News in Brief

April 28, 2011

Research funding

Cuts could hit charity investment

Further government cuts to research funding could have a damaging effect on charity-funded research, Cancer Research UK has warned. A report by the Office of Health Economics, commissioned by the charity, reveals that CRUK spends about half of its £325 million annual research budget in universities. It warns that the long-term impact of cuts through the loss of infrastructure would be difficult to reverse quickly, while cuts to the Charity Research Support Fund, which covers the indirect costs of charity-funded research, would force charities to reduce their research spending. The support fund budget in 2011-12 is nearly £200 million. Sarah Woolnough, director of policy at CRUK, said: "The government's policy on growth has centred on getting more private investment into research. However, research charities invested over £1 billion last year in research in the UK and the government should be making it a priority to do all it can to maintain it."

http://bit.ly/eHcJ79

University management

Lancaster v-c heads Down Under

Paul Wellings is to step down as vice-chancellor of Lancaster University to take up a parallel post at an Australian institution. Professor Wellings, who is also head of the 1994 Group of small researchintensive universities, will become vice-chancellor of Wollongong University at the end of this year, succeeding Gerard Sutton, who has held the post for 16 years. He will leave Lancaster in December, cutting short his three-year term of office at the 1994 Group, which had been scheduled to run until August 2012. The move marks a return to Australia for Professor Wellings, who has dual British/Australian citizenship and who worked in the country in the 1980s and 90s.

Terrorism

Call to report online material

Academics are being asked to report any terrorist content they discover online to a government website. Reports submitted to the directgov site have already led to the removal of videos of beheadings, terrorist training manuals and incitement to racial or religious violence. Although all internet users are being asked to assist, the government said that lecturers, researchers and librarians were among those most likely to be able to help.

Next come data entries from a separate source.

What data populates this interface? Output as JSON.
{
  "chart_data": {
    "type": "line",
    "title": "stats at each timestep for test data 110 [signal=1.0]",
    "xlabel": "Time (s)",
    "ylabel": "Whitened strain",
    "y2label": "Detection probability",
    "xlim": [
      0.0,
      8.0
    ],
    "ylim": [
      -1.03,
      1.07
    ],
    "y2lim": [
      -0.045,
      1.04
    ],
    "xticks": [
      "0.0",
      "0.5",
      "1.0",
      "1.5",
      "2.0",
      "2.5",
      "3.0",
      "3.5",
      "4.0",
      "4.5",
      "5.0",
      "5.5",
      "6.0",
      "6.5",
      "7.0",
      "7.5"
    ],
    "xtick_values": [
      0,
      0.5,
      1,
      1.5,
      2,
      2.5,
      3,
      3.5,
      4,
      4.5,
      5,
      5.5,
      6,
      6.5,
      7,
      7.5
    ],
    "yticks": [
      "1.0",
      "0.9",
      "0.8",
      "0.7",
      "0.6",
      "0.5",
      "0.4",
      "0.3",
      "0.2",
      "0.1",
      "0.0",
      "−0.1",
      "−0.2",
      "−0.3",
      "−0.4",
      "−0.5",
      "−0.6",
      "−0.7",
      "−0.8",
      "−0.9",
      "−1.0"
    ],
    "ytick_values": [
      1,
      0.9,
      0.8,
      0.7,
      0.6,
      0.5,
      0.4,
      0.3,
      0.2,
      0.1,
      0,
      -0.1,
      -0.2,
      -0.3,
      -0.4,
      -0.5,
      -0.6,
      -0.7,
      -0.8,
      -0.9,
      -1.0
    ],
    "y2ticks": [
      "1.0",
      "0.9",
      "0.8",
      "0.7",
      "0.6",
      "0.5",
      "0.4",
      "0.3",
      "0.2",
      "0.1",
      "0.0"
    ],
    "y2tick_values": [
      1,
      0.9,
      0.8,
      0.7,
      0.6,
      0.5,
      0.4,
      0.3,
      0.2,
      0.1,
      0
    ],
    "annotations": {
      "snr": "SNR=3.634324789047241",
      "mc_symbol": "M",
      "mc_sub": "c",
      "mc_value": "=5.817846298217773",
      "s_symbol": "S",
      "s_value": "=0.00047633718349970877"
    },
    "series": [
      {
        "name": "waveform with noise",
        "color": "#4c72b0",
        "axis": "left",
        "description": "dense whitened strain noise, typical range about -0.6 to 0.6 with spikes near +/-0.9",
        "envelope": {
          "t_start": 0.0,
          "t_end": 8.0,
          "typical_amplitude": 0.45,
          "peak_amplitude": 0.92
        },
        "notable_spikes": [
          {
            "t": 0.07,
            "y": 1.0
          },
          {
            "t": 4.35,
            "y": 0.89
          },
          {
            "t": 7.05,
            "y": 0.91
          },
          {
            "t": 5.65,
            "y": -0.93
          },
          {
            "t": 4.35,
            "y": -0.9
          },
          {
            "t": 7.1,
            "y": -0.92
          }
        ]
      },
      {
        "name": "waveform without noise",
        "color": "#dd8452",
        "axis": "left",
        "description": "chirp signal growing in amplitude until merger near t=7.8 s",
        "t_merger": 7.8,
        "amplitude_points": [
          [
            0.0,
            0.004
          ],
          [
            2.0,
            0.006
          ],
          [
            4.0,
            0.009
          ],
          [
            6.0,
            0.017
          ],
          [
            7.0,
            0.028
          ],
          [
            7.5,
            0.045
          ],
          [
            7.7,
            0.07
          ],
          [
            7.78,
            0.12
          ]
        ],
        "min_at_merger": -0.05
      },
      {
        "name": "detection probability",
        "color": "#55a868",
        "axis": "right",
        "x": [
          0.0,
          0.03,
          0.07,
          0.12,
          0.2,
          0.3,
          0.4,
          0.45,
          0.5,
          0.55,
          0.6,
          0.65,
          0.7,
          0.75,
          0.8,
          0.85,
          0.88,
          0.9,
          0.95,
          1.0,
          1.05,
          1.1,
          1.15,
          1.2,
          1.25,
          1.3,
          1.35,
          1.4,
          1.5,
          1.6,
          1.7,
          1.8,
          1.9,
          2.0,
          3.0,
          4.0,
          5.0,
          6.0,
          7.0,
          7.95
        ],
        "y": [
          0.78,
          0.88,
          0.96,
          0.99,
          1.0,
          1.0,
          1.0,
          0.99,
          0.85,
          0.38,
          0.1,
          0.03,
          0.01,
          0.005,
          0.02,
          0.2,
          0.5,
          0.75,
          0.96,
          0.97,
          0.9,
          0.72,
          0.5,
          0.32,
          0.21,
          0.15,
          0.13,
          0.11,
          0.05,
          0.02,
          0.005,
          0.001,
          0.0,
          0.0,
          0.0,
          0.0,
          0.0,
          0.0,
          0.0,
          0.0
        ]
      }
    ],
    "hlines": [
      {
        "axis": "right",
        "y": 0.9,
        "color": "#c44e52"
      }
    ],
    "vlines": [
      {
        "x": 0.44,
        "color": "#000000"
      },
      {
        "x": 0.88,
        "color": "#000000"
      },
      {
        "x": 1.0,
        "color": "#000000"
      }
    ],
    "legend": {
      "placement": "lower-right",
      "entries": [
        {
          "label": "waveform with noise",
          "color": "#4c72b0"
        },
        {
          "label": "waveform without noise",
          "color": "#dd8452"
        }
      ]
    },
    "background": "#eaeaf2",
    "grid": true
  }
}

Reports can be submitted to:

www.direct.gov.uk/reportingonlineterrorism

AHRC

New council members appointed

The vice-chancellor of the University of Birmingham, David Eastwood, has been appointed to the governing body of the Arts and Humanities Research Council. Professor Eastwood, a panellist on the Browne Review and a former chief executive of the Higher Education Funding Council for England, said he hoped to "play a creative role in a number of areas, drawing on my academic background in the humanities". He will be joined on the AHRC council, with effect from 1 September, by Greg Walker, Regius professor of rhetoric and English literature at the University of Edinburgh. One of the major challenges Professor Walker foresaw in the sector was finding "a clearer, more supportive and sustainable structure for colleagues seeking to make the difficult transition from postgraduate student to early career teacher and researcher". Five existing council members have been reappointed for a further two or three years.

ONLINE NOW

Readers responded online to the suggestion by Richard Davies, vice-chancellor of Swansea University, that staff take a voluntary pay cut of 3 per cent in return for a "no redundancies" deal.

One writes: "Irish academics have taken pay cuts of up to 15 per cent in recent times. Academic colleagues of mine at the University of California San Diego have taken a compulsory furlough, amounting to an 8 per cent pay cut. We're next in line and frankly, there is very little to be done about it."